Artists and writers featured in the exhibition include: Mark Amerika & Chad Mossholder, Carl Andre, Fiona Banner, Erica Baum, Derek Beaulieu, Caroline Bergvall, Jen Bervin, Jimbo Blachly & Lytle Shaw, Christian Bök, Marcel Broodthaers, Pavel Buchler, Luis Camnitzer, Ricardo Cuevas, Tim Davis & Robert Fitterman, Monica de la Torre, Craig Dworkin, Tim Etchells, Ryan Gander, Michelle Gay, Kenneth Goldsmith, Dan Graham, Alexandra Grant, James Hoff, Seth Kim-Cohen, Sol LeWitt, Glenn Ligon, Tan Lin, Gareth Long, Michael Maranda, Helen Mirra, Jonathan Monk, Simon Morris, João Onofre, Michalis Pichler, Paolo Piscitelli, Vanessa Place, Kristina Lee Podesva, Seth Price, Kay Rosen, Joe Scanlan, Dexter Sinister, Frances Stark, Joel Swanson, Nick Thurston, Triple Canopy, Andy Warhol, Darren Wershler, and Eric Zboya.

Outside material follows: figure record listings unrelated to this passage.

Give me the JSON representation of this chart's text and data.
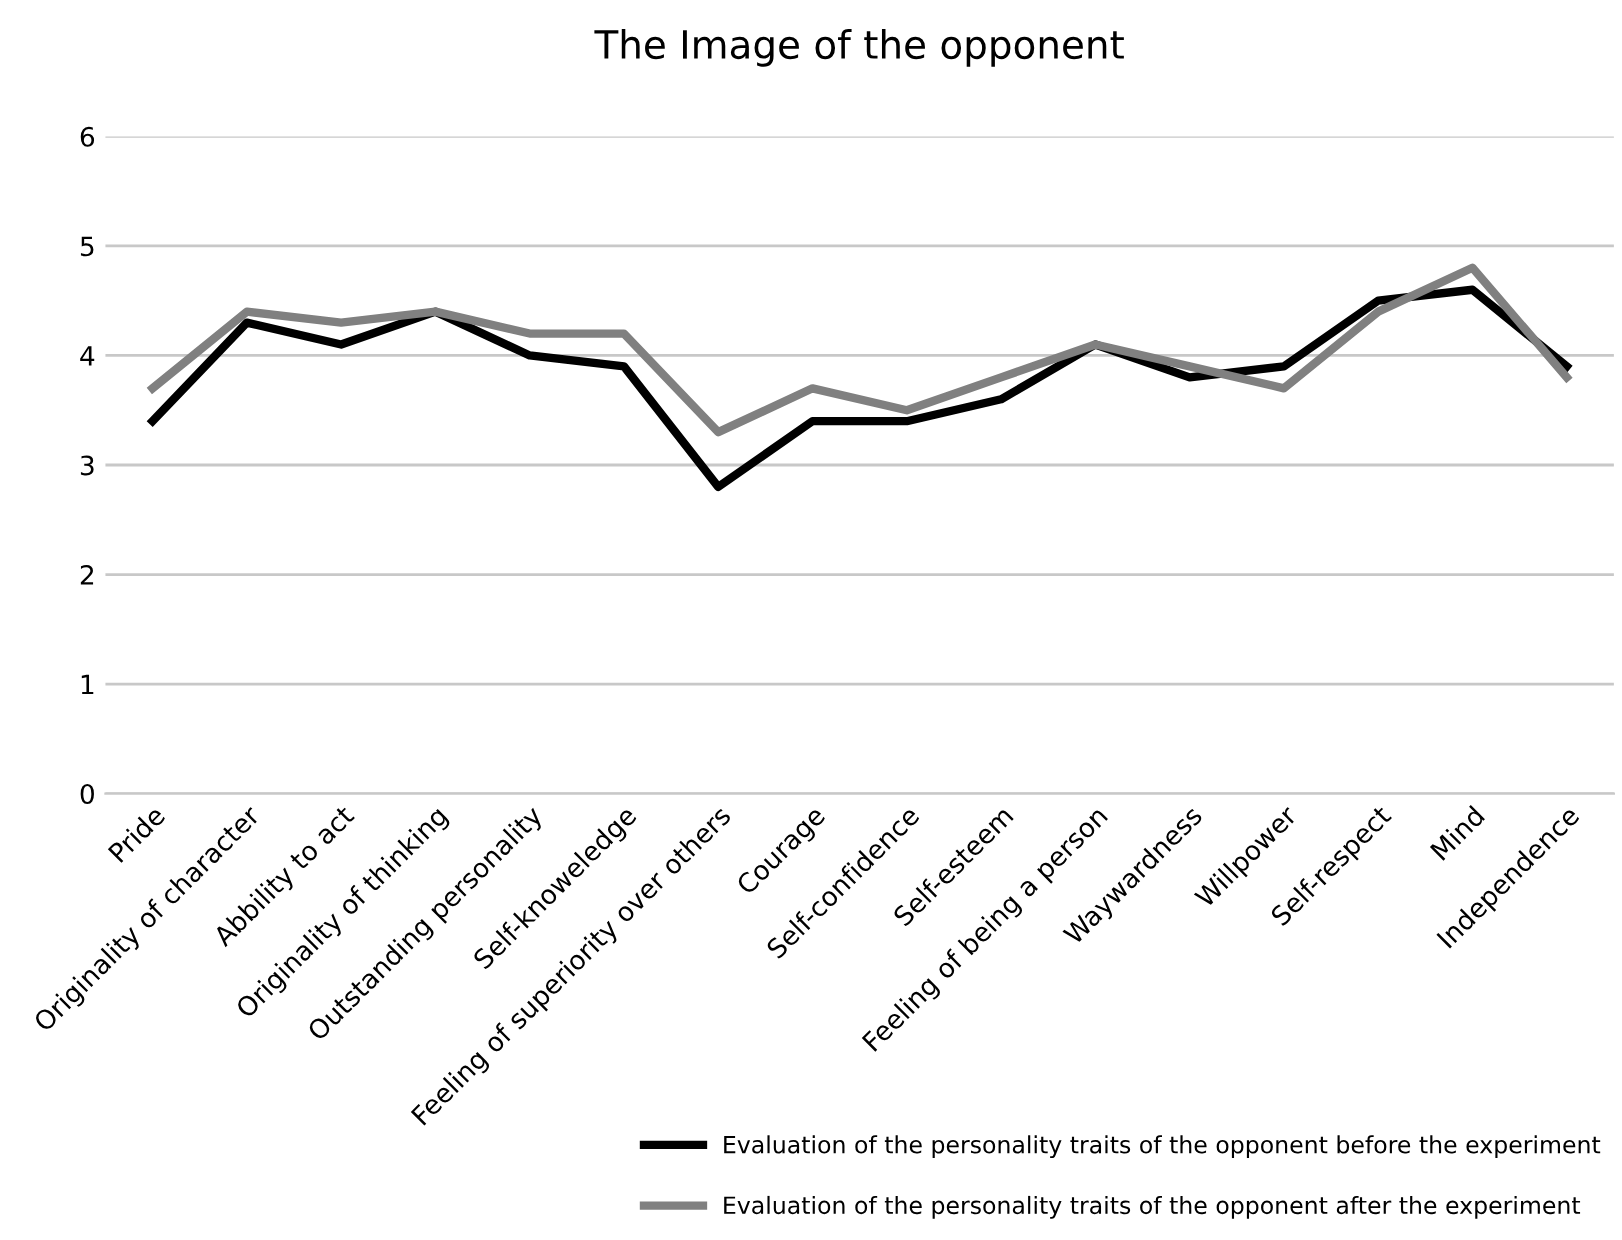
{
  "chart_data": {
    "type": "line",
    "title": "The Image of the opponent",
    "categories": [
      "Pride",
      "Originality of character",
      "Abbility to act",
      "Originality of thinking",
      "Outstanding personality",
      "Self-knoweledge",
      "Feeling of superiority over others",
      "Courage",
      "Self-confidence",
      "Self-esteem",
      "Feeling of being a person",
      "Waywardness",
      "Willpower",
      "Self-respect",
      "Mind",
      "Independence"
    ],
    "series": [
      {
        "name": "Evaluation of the personality traits of the opponent before the experiment",
        "color": "#000000",
        "values": [
          3.4,
          4.3,
          4.1,
          4.4,
          4.0,
          3.9,
          2.8,
          3.4,
          3.4,
          3.6,
          4.1,
          3.8,
          3.9,
          4.5,
          4.6,
          3.9
        ]
      },
      {
        "name": "Evaluation of the personality traits of the opponent after the experiment",
        "color": "#808080",
        "values": [
          3.7,
          4.4,
          4.3,
          4.4,
          4.2,
          4.2,
          3.3,
          3.7,
          3.5,
          3.8,
          4.1,
          3.9,
          3.7,
          4.4,
          4.8,
          3.8
        ]
      }
    ],
    "ylim": [
      0,
      6
    ],
    "yticks": [
      0,
      1,
      2,
      3,
      4,
      5,
      6
    ],
    "grid": "y",
    "legend": "bottom right",
    "marker": "none",
    "line_style": "solid"
  }
}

Postscript will be accompanied by a major catalogue presenting both scholarly

essays and contributions by select writers and artists featured in the

exhibition. Contributors to date include Craig Dworkin, Kenneth Goldsmith,

Patrick Greaney and Marjorie Perloff, among others.

About the Curators

Andrea Andersson teaches at Barnard College in New York, where she works on

the history of the avant-garde with a focus on the relationship between

innovative writing and visual art. She is currently developing an exhibition

on New York’s Anarchitecture group of the 1970s and a collaborative series

on structuralist films and conceptual writing. She is a graduate of Stanford

University and completed her dissertation on poetry and conceptual art at

Columbia University.

 

Nora Burnett Abrams is Associate Curator at the Museum of Contemporary Art

Denver where she has organized solo exhibitions of Isca Greenfield-Sanders,

Dario Robleto, Allison Smith and cocurated the forthcoming Another Victory

Over the Sun. She has contributed to several publications at the Grey Art

Gallery at NYU and MCA Denver. She is a graduate of Stanford University and is

finishing her PhD at the Institute of Fine Arts at New York University.